Un escalier dans les nouveaux quartiers généraux du Parti socialiste, dans le Xe arrondissement de Paris. Mardi 11 juin. Le coordinateur de La France insoumise Manuel Bompard s’apprête à monter les marches quatre à quatre pour rejoindre Olivier Faure.
Les deux hommes doivent parapher l’accord du Nouveau Front populaire et commencer la campagne des législatives. Ils veulent repartir de plus belle, sur les bases du contrat de la Nupes signé il y a deux ans, avec quelques députés en plus pour le parti à la rose, fier du bon score de son candidat Raphaël Glucksmann aux européennes.

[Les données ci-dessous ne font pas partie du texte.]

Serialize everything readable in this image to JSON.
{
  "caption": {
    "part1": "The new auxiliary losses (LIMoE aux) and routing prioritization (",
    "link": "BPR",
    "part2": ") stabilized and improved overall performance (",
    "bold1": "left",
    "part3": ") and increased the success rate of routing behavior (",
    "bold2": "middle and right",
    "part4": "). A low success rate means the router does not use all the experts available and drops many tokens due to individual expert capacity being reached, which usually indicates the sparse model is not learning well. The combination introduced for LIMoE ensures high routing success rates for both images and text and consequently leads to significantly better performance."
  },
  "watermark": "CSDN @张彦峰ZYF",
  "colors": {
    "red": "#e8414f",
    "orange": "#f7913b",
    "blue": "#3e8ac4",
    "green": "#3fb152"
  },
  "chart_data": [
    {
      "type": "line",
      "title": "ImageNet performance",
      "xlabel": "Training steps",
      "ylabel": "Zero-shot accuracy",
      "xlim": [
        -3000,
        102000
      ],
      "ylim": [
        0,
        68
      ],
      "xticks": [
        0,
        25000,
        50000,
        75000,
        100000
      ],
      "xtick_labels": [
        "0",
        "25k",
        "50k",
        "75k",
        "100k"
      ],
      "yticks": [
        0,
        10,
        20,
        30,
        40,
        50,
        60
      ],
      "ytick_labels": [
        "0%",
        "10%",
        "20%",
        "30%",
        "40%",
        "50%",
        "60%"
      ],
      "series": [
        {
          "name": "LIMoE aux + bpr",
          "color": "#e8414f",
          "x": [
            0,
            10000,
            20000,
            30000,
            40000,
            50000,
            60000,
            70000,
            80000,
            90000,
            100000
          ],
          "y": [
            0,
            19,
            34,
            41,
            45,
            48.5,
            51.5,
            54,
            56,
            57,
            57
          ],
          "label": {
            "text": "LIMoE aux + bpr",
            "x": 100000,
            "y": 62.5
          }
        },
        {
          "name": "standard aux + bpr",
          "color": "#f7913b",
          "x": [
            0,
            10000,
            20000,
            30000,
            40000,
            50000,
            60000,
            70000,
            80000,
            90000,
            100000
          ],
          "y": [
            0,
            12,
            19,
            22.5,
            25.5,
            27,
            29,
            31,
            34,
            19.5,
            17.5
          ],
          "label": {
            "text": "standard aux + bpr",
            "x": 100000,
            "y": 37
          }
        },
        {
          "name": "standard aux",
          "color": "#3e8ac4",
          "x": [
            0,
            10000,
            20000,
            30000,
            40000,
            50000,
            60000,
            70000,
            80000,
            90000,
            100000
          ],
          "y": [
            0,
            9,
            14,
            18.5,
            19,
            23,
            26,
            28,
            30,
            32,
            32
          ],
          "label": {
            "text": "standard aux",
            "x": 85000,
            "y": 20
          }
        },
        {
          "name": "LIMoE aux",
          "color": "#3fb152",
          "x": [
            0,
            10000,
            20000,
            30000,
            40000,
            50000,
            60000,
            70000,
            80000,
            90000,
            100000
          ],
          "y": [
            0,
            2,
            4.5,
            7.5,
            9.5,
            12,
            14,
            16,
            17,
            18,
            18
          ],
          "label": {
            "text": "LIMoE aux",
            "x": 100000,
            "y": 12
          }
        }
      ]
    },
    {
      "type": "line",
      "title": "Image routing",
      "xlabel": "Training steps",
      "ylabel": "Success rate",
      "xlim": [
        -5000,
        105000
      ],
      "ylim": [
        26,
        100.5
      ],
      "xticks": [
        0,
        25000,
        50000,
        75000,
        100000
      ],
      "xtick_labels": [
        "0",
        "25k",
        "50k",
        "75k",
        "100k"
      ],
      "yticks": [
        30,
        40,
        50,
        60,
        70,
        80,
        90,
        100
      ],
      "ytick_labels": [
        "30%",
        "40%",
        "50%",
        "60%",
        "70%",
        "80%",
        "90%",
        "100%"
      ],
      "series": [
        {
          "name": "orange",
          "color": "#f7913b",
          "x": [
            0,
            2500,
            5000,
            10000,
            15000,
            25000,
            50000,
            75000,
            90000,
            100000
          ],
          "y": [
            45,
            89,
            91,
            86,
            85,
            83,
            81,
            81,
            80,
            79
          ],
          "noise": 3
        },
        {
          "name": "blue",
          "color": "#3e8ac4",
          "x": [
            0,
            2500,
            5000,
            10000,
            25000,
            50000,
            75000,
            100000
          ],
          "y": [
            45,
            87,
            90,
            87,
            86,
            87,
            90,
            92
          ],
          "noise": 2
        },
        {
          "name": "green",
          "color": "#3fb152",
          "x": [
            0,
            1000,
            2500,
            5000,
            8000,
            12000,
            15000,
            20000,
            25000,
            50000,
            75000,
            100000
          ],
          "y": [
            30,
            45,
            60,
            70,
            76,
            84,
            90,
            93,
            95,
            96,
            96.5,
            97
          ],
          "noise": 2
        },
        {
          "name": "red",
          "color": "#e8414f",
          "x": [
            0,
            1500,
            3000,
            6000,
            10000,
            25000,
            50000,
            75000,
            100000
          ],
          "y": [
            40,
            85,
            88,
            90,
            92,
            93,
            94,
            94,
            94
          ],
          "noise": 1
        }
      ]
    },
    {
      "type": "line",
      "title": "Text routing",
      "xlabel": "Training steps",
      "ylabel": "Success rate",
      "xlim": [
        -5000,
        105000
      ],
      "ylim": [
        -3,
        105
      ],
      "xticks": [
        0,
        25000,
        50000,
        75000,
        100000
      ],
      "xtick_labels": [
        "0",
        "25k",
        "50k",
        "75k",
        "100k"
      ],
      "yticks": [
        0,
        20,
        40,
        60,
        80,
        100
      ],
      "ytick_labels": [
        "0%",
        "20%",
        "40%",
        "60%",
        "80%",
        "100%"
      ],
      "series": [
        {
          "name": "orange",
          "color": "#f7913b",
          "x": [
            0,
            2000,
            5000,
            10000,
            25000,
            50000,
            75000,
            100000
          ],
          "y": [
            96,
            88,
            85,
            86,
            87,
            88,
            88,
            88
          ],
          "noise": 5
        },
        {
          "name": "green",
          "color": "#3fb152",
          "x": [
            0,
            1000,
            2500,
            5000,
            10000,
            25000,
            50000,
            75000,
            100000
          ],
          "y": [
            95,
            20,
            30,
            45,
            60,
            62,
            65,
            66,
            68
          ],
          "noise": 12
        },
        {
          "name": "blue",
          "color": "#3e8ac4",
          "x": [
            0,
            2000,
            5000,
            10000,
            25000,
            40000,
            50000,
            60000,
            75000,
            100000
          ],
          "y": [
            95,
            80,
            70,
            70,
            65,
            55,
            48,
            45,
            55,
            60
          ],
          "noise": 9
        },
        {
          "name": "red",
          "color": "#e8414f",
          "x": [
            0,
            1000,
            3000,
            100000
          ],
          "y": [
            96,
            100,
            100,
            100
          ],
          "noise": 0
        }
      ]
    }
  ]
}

Avant l’escadrin, le lieutenant de Jean-Luc Mélenchon tombe nez à nez sur Pierre Jouvet, porte-parole du PS, et Benoît Payan, le maire de Marseille.
Acte I. Braquage raté
“Olivier n’est pas là.” Il l’est pourtant, enfermé dans la pièce à l’étage. Les deux hommes veulent empêcher leur chef de se jeter dans la gueule du loup insoumis, comme l’ont fait les écologistes et les communistes la veille. Le PS a faim, et réclame une plus grosse part du gâteau : 200 circonscriptions, ou rien. “Il était hors de question de refaire la Nupes, de laisser Olivier signer un nouvel accord de soumission à Mélenchon, et donc de risquer que le parti ne s’entredéchire à nouveau, explique une huile rose. On devait mener une négociation sans concession.” Suivront des jours de discussions, tendues, parfois au bord de l’explosion. A plusieurs reprises, le Premier secrétaire du PS demandera à ses émissaires de ne pas rendre les discussions impossibles, d’être “au rendez-vous de l’Histoire.” Et dire qu’Olivier Faure ne devait pas être là…
Au PS, les couteaux s’aiguisaient depuis des mois, bien avant le début de la campagne des européennes. On se plaignait de son intransigeance, de sa solitude : il n’avait pas pris soin de Raphaël Glucksmann, pas osé affronter les insoumis, en avait peur, il était mû par sa seule ambition présidentielle faussement cachée. On pariait sur sa fin. On la préparait même. Au congrès, avant la fin de l’année ou peut-être début 2025. Certains étaient prêts “à appuyer sur le bouton”, dixit un socialiste. Qui ? Boris Vallaud, le chef de file des députés socialistes, tenait la corde pour le remplacer. Ou Johanna Rolland, la maire de Nantes et numéro deux du parti. Les plus proches d’Olivier Faure auraient tourné casaque. Mais avec la dissolution et l’union des droites, le PS a refait bloc autour du premier des siens. Merci Emmanuel Macron, merci Eric Ciotti. Olivier Faure, sauvé des eaux, et plus encore.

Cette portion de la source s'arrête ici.